Microsomal prostaglandin E synthase-1 inhibition promotes shunting in arachidonic acid metabolism during inflammatory responses in vitro.

ABSTRACT

Microsomal Prostaglandin E Synthase 1 (mPGES-1) is the key enzyme for the generation of the pro-inflammatory lipid mediator prostaglandin E2 (PGE2), which contributes to several pathological features of many diseases. Inhibition of mPGES-1 has been shown to be a safe and effective therapeutic strategy in various pre-clinical studies.
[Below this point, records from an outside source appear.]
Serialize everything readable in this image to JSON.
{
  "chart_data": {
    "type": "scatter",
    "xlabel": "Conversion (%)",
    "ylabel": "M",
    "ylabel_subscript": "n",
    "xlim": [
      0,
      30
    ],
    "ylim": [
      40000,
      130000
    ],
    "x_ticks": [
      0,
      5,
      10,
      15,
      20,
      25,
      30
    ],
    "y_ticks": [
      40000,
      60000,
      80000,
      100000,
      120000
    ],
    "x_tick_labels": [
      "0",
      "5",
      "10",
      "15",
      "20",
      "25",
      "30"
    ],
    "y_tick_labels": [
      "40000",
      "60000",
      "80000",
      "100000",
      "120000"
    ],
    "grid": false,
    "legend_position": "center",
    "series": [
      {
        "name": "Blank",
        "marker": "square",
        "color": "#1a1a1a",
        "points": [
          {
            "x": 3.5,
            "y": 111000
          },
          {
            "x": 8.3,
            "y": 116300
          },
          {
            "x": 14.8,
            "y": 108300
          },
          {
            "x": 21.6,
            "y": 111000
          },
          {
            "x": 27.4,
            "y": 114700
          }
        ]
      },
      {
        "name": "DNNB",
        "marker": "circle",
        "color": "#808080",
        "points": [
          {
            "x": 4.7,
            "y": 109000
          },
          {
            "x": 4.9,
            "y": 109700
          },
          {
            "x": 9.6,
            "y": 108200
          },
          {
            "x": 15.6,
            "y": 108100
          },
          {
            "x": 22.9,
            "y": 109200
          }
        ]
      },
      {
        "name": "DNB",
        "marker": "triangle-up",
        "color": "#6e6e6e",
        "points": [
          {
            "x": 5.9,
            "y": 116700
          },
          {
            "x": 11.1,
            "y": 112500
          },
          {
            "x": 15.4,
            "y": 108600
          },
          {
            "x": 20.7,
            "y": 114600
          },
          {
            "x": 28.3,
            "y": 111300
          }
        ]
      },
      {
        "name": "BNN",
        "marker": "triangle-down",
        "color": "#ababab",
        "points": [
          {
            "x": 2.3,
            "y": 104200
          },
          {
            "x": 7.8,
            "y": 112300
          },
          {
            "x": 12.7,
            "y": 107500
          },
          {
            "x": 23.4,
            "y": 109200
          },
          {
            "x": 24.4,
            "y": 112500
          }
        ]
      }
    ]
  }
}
In addition to reduced PGE2 formation, it is also suggested that the potential shunting into other protective and pro-resolving prostanoids may play an important role in resolution of inflammation. In the present study, we analysed the eicosanoid profiles in four in vitro inflammation models and compared the effects of mPGES-1 inhibition with those of cyclooxygenase-2 (Cox-2) inhibition. Our results showed a marked shift to the PGD2 pathway under mPGES-1 inhibition in A549 cells, RAW264.7 cells and mouse bone marrow-derived macrophages (BMDMs), whereas enhanced prostacyclin production was observed in rheumatoid arthritis synovial fibroblasts (RASFs) treated with an mPGES-1 inhibitor. As expected, Cox-2 inhibition completely suppressed all prostanoids. This study suggests that the therapeutic effects of mPGES-1 inhibition may be mediated by modulation of other prostanoids in addition to PGE2 reduction.